Chaque nuit, Valentine s’endort en appelant sa petite amie par vidéo, juste pour qu’ils puissent s’entendre respirer.

Valentine a dû reconstruire les éléments de base d’une vie à l’extérieur, s’acclimatant à des endroits qui, pour la plupart des gens, pourraient sembler banals.

Récemment, alors qu’il lavait ses vêtements dans une laverie automatique, la sœur de Valentine a appelé. Elle entendit sa voix, dit Valentine, et se précipita pour le rencontrer en personne. Elle le serra dans ses bras. Lui a dit : « Je t’ai eu. »

« C’est juste difficile. Si dur », a déclaré Valentine.« J’ai reçu un soutien familial, un soutien familial écrasant. Mais je suis toujours enfermé.

Bien que son chagrin au cours des décennies qu’il a passées en prison puisse être accablant, Valentine a trouvé un certain soutien en dehors de sa famille. Il a participé à Emerge, un programme de réinsertion qui emploie des personnes anciennement incarcérées comme planteurs d’arbres et paysagistes tout en offrant des services complets. Tous les vendredis à Emerge, Valentine assistait à une conférence de groupe obligatoire, où lui et ses pairs discutaient d’expériences personnelles.« Emerge m’a aidé », a déclaré Valentine.« Cela m’a aidé à communiquer, parce que j’étais très isolé. »

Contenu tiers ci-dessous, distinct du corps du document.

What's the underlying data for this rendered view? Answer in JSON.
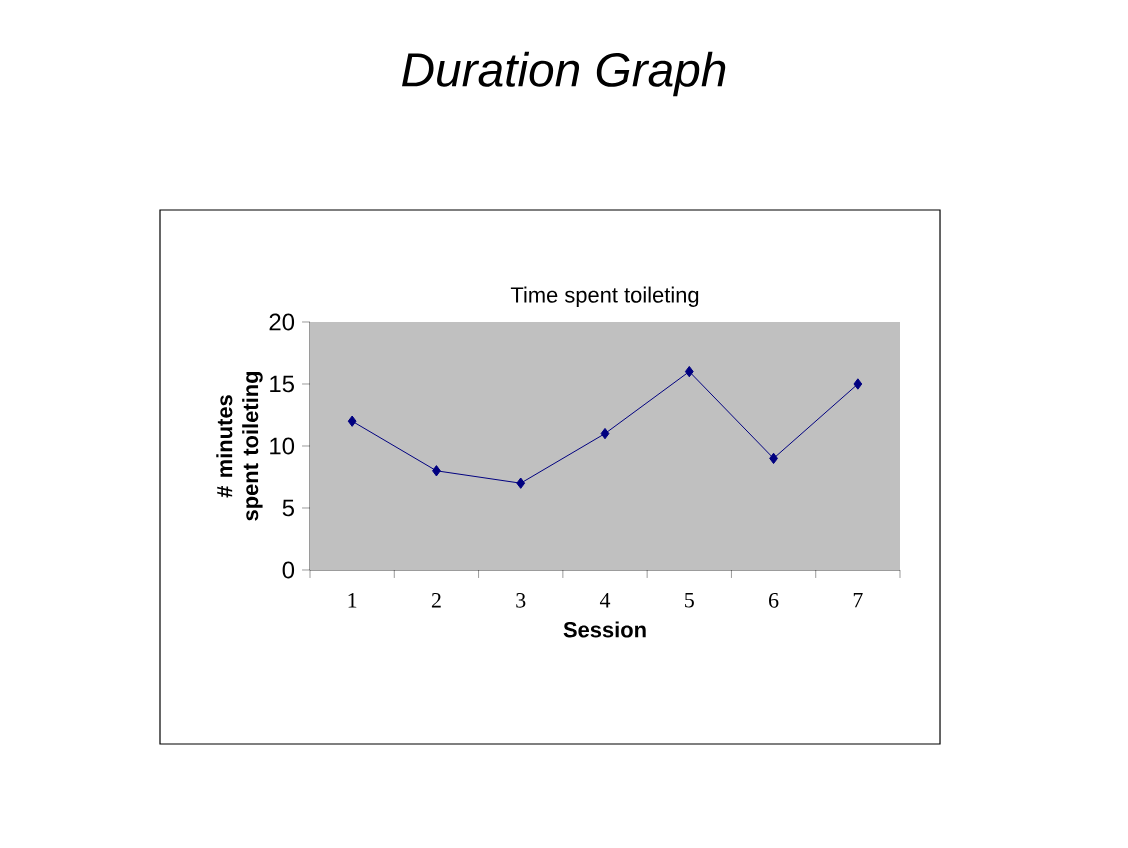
{
  "chart_data": {
    "type": "line",
    "title": "Duration Graph",
    "subtitle": "Time spent toileting",
    "xlabel": "Session",
    "ylabel": "# minutes spent toileting",
    "categories": [
      "1",
      "2",
      "3",
      "4",
      "5",
      "6",
      "7"
    ],
    "series": [
      {
        "color": "#000080",
        "values": [
          12,
          8,
          7,
          11,
          16,
          9,
          15
        ]
      }
    ],
    "ylim": [
      0,
      20
    ],
    "yticks": [
      0,
      5,
      10,
      15,
      20
    ],
    "marker": "diamond",
    "line_style": "solid"
  }
}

Maintenant, Valentine travaille comme stockeur de restaurant à Orange, et il étudie pour son G.E.D. Il est fier de l’endroit où il s’est retrouvé en une courte année. Avant sa condamnation, a-t-il dit, « tout ce que j’ai fait était illégal ». Et en prison, il gagnait jusqu’à 75 cents de l’heure.« Regardez-moi maintenant. J’ai une assurance, une licence. J’ai trouvé un emploi.

« Mon fils me dit tout le temps qu’il est fier de moi », a déclaré Valentine. Il s’est mis à pleurer, se rappelant comment il avait été arrêté pour la première fois lorsque Daryl Valentine Jr. avait quatre ans. Comment son fils a ensuite purgé une peine de prison avec lui, mais est sorti il y a huit ans et a commencé à fonder une famille. La famille de son fils peut enfin voir Valentine à l’extérieur des murs d’une prison. Ils disent tout le temps à Valentine : « Pop, tu sais qu’on t’aime. »

La période de libération communautaire de la Saint-Valentin se termine le 22 mai. Il a dit à son travailleur social qu’il quittait le lit REACH à 0 h 01. Il emménage avec sa sœur à Hamden.

Selon Valentine, la travailleuse sociale a répondu qu’elle devrait le rencontrer au domicile REACH à 8 heures du matin. Valentine ne plaisantait qu’à moitié quand il a répondu: « Je vais vous rencontrer là-bas. »

Le matin où il sort, il a déjà dit à sa mère et à sa sœur ce qu’il voulait pour le petit-déjeuner : du pain perdu et du gruau.

Jusque-là, Valentine reste sous la supervision de l’État. Il a finalement cessé de porter ses baskets toute la nuit, mais il dort toujours avec ses vêtements – prêt à tout moment à sauter du lit pour un endroit plus sûr.

Cet article a été publié pour la première fois le 17 mai 2023 par le New Haven Independent.